Another opportunity to intervene is at emergency rooms, syringe exchanges and safe-consumption sites, where they exist. Most are underground. Sites like these are greatly underfunded and technically illegal. We need more of them. Last year, 700 overdoses were reversed at New York’s OnPoint overdose prevention centers, and trained staff members were able to get some people to enter treatment.
There’s also coercion, which worked for my son.
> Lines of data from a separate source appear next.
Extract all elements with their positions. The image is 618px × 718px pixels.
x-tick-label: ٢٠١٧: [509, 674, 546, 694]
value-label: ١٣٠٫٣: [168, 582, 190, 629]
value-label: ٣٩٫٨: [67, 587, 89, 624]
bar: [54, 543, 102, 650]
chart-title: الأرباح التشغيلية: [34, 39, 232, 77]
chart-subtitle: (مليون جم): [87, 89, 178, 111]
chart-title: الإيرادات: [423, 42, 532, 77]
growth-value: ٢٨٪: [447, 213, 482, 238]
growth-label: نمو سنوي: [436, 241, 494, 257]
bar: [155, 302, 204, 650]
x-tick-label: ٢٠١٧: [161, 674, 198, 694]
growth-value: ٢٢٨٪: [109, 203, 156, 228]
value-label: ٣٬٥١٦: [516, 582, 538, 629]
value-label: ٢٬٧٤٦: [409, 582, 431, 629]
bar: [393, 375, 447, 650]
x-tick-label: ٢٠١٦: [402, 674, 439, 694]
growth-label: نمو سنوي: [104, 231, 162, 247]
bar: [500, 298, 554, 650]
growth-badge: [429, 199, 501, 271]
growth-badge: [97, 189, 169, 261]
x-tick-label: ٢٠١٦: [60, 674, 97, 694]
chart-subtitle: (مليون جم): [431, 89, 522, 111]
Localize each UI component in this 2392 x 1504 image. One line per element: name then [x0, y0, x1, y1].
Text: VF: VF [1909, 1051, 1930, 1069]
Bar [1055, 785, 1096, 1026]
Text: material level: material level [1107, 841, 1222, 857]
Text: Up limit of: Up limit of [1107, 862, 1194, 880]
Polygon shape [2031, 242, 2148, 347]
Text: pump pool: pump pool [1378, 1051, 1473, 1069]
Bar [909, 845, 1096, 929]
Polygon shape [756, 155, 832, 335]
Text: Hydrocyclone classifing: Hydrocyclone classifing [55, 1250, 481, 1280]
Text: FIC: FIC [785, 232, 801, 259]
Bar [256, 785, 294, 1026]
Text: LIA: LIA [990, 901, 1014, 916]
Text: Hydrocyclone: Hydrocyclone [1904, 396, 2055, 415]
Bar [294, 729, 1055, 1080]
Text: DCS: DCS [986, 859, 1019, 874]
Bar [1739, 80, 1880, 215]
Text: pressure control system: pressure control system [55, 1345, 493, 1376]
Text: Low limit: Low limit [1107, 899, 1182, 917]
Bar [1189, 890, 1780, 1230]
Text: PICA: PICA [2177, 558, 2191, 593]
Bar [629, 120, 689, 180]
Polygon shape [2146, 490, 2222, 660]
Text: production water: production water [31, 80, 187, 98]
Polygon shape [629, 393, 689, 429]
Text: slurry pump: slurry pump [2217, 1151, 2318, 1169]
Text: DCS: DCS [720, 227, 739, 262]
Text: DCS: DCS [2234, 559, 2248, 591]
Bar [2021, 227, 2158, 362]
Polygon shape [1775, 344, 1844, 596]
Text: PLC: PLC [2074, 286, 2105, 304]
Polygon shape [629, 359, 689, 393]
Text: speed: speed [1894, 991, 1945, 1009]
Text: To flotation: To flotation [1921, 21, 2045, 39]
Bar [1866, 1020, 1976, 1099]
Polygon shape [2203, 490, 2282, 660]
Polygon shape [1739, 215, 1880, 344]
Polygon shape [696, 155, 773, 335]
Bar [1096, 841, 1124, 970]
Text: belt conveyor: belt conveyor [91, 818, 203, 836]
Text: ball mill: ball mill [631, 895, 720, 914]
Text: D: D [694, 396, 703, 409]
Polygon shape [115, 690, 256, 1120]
He used dangerous drugs for 10 years before he went into a program that finally helped him. He didn’t want to go, but he broke into his mother’s house and was about to be arrested. A sympathetic police officer gave him a choice between rehab or jail. He chose rehab. If he hadn’t been impelled, he says (and I believe), he probably wouldn’t be alive today. There was a time I didn’t think he would make it to 21. He turned 40 this year, after being sober for 11 years.
But not all involuntary treatment needs to be, or should be, mandated by the criminal justice system. We don’t want to wait for people to fall into the criminal justice system before they are helped. People have also been forced to choose between treatment and, for example, being kicked out of the house, being left by a partner or losing a job. In some cases, this type of coercion works, though it can also backfire. If an attempt fails, a person can become even more alienated and recalcitrant.
One of the major problems with involuntary treatment is the poor quality of many programs. Many people forced into treatment are not given evidence-backed care. They are left to painfully detox without access to medications that can make the process easier and likely more effective. They are often not treated with respect. Many are threatened, blamed and badgered. And if a person’s experience is negative, it could mean they are less likely to try treatment in the future.
Whether they are in an outpatient or a residential program and regardless of how they got there, people with substance use disorders must be cared for by professionals trained in addiction medicine. They must be offered therapies such as cognitive behavioral therapy and contingency management and medications like buprenorphine that prevent overdose and cravings for opioids. Programs should also assess and treat patients for co-occurring psychiatric disorders; at least 40 percent of those with substance use disorders have one or more. This would be a major improvement for most programs, potentially changing the outcomes.
Many people in the traditional recovery world believe that we must wait for people who are addicted to hit bottom, with the hope that they’ll choose to enter treatment. It’s an archaic and dangerous theory. Many people die before they hit bottom. We must intervene, and interventions followed by evidence-based treatment can reverse the downward spiral that often accompanies dangerous drug use. If an intervention doesn’t work the first time, we must try again. And again. Because where there’s life, there’s hope.
David Sheff is the author of “Beautiful Boy: A Father’s Journey Through His Son’s Addiction.” He founded the Beautiful Boy Fund to make quality, evidence-based care available to people suffering from problems related to drug use and addiction and identify and support research to further the field of addiction medicine.